Дворцовый управитель Осаний все это время держался безучастно, только иногда что-то отвечая на возмущенный шепот капеллана. Но когда часовня почти опустела, он рывком поднялся со скамьи, почтительно подошел к королеве и приветствовал ее согласно этикету — хотя и с некоторого расстояния, что можно было счесть неким скрытым упреком. Точно так же он склонился сперва перед Ингобергой, потом перед Одоверой.
— Моя королева, — наконец заговорил он, — мне не хотелось бы тревожить вас известием, которое, в конце концов, может оказаться всего лишь слухом...
— Переходите к делу! — сухо перебила его Арнегонда. — Он мертв или нет?
— Моя королева, я не знаю... Об этом неизвестно точно. Новость была принесена из Парижа торговцами, а не гонцами из войска Если бы что-то произошло, даже если бы король был всего лишь легко ранен — наверняка отправили бы гонцов. Поэтому я не думаю, что...

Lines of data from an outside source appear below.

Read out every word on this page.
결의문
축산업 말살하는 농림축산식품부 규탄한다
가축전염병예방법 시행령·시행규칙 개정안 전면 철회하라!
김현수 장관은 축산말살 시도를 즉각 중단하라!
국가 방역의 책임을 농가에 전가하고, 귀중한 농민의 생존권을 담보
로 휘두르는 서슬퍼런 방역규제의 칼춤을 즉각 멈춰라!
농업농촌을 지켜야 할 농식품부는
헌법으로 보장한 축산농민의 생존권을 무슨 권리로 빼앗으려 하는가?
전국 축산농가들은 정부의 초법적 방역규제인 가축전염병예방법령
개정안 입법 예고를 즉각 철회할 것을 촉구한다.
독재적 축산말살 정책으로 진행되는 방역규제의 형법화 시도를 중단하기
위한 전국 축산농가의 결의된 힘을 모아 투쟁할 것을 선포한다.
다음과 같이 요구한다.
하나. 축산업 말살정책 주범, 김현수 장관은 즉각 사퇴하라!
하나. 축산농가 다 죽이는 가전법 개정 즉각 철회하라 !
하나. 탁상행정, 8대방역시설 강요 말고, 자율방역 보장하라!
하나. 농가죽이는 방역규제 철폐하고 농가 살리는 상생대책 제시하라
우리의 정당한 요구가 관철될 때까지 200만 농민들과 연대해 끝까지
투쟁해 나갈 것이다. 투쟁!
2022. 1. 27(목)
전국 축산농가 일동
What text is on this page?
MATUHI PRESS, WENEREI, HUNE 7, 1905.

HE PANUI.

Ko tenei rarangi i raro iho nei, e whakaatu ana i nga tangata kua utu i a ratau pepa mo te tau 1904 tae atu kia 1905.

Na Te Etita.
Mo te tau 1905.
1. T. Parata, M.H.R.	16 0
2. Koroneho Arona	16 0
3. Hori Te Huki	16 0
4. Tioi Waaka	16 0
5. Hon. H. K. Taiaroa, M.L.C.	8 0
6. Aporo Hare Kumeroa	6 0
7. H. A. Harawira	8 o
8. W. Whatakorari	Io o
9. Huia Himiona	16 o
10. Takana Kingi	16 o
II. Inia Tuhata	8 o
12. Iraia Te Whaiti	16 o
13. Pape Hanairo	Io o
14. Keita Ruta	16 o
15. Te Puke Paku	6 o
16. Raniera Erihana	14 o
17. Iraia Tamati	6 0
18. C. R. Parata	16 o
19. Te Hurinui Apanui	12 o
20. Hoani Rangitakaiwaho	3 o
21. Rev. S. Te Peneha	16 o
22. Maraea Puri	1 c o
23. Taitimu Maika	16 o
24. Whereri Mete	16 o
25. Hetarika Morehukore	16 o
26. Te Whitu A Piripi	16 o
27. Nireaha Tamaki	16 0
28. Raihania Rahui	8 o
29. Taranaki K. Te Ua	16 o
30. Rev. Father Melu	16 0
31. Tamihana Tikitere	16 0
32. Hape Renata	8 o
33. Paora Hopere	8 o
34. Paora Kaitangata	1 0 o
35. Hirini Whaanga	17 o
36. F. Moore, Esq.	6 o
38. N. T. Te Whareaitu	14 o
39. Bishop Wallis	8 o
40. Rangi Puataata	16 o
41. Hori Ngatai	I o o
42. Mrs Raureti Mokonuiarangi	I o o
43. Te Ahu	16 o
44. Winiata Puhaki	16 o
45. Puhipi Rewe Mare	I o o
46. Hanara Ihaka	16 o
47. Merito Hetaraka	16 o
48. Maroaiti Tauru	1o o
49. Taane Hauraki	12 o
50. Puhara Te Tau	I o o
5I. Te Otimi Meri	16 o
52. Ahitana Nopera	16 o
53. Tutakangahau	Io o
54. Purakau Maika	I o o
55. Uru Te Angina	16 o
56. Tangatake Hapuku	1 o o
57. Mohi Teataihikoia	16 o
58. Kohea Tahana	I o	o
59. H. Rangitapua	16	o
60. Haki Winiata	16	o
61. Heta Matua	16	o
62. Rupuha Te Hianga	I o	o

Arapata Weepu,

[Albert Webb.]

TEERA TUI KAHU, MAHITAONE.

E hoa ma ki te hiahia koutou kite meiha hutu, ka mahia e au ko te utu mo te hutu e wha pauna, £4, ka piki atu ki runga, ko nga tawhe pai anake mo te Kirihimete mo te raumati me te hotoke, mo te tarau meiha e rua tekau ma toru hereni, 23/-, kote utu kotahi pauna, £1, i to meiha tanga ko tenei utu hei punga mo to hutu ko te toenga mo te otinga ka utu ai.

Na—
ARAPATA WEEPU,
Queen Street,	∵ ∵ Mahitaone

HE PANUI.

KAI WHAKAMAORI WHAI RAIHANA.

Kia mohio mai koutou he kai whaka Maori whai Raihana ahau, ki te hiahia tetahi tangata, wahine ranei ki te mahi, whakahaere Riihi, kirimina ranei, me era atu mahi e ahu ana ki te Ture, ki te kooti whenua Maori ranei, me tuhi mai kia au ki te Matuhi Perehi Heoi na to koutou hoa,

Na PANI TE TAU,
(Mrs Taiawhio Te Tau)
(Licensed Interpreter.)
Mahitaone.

— То есть, это снова может оказаться ложным слухом?
— Я верю в это и на это надеюсь, дама Арнегонда! Я отправил посланцев навстречу войску, чтобы убедиться...
— К дьяволу твоих посланцев!
Королева с такой яростью выкрикнула эти слова, что Фредегонда вздрогнула. Прядь волос выбилась из прически Арнегонды и теперь колыхалась возле ее побелевших губ, тонких ноздрей и сверкавших от гнева глаз. В течение нескольких мгновений королева франков не произносила ни слова, нервно стискивая руки, с выражением такой явной досады на лице, что это не могло ни от кого укрыться. Столь же удивительным было и то, что причиной этого гнева и отчаяния стали утешающие слова Осания. Очевидно, супруга короля отнюдь не была обрадована известием о том, что он, возможно, уцелел. Фредегонда вспомнила рассказы Эврара, погонщика быков, и его жены, а также пересуды в общих дворцовых помещениях. Ингонда, первая жена короля, ныне покойная, совершила ошибку, когда представила ему свою младшую сестру, Арнегонду, и попросила найти для нее достойного мужа.